According to figures provided by the American College of Nurse-Midwives, there are slightly more than 11,200 practicing members in the United States (underscoring Low's point, 94 percent of midwife-assisted births took place in hospitals in 2014, the most recent year for which statistics are available).

The career has two paths: certified midwife, which requires a health-related bachelor's degree plus additional training, and, a far more prevalent option, nurse-midwife — with those under the latter designation classified as registered nurses who receive additional extensive midwifery training.

That's why, beyond advising a woman before and during childbirth, midwives often provide many of the same gynecologic care services as their primary-care counterparts — including nutrition counseling, family-planning guidance, prescriptions and physical exams.

Still, the centuries-old profession is known for representing a unique emotional quotient.

"It's not a power position," says Low. "It's a personal position."

She spoke recently about the scope and heart of her job.

Why might women seek out a midwife?

Low: We're really tailoring the care they want to their unique needs … on an intimate one-to-one level.
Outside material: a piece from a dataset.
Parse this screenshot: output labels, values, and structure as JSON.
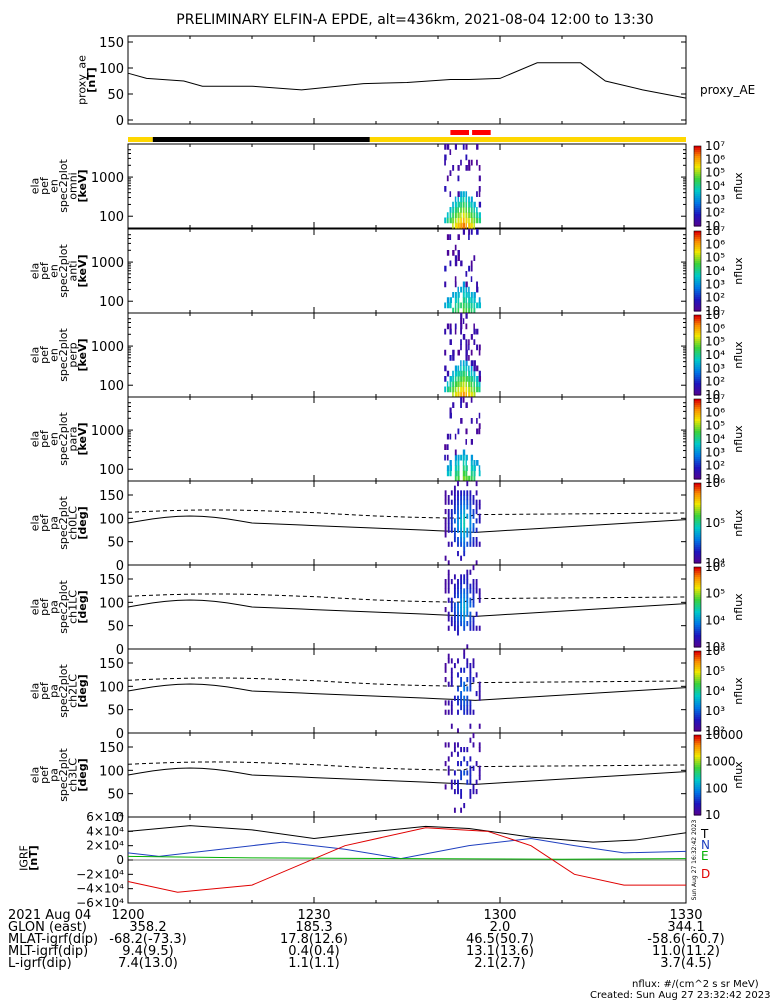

Sometimes, we're doing a lot of re-education of what might be in people's best interests or to find the best resources available to them

It's a lot about the sharing of information to build a partnership with the women and families we work with. For the majority of women who come to see us, we're able to provide them with a lifetime of care.

How has midwifery changed in your decades of practice?

Low: Clearly, more people know about us and seek out the care and services we provide. I also would say that I have gone from being the only midwife in a practice — or one of very few — to being an integrated part of a larger health system.

When I first started out, we tended to do our thing at one end of the hall. Now, there is more opportunity for collaboration and to be engaged at different levels in that spectrum of care — from the low-risk healthy family all the way through the most complex care situations.

Could you describe the typical connection between a midwife and a standard OB-GYN?

Low: Our relationship has, on a national level, matured and grown. Our organizations work well together. We are collaborating on many more projects and areas of leadership to make a difference in women's health.

On a local level, many of us have grown up with each other … working shoulder to shoulder in training. There have been physicians who have taken the courses I teach and who are now in leadership positions; they're employing midwives because they had early exposure to the value of nurse-midwifery.

To what extent do the roles of doulas and nurse-midwives intersect?

Low: Doulas provide the emotional and social support; they don't provide any of the health and medical care. We complement each other very nicely. It's an added opportunity for women to feel like they've got a full circle of care.

They bring some of the same principles of philosophy to the services they offer. Doulas are about education, information and support. That's all part of the midwifery model as well.

How else are midwives shaping care standards?

Low: You're seeing a lot more midwives involved in clinical research, with some involved around specific care practices — management of second-stage labor, delayed cord clamping — not things the average person would know about.

Nurse-midwives have been at the forefront of pushing for a better understanding about the physiological side of pregnancy and childbirth. They've also done a lot of research about access to contraception and reproductive health issues.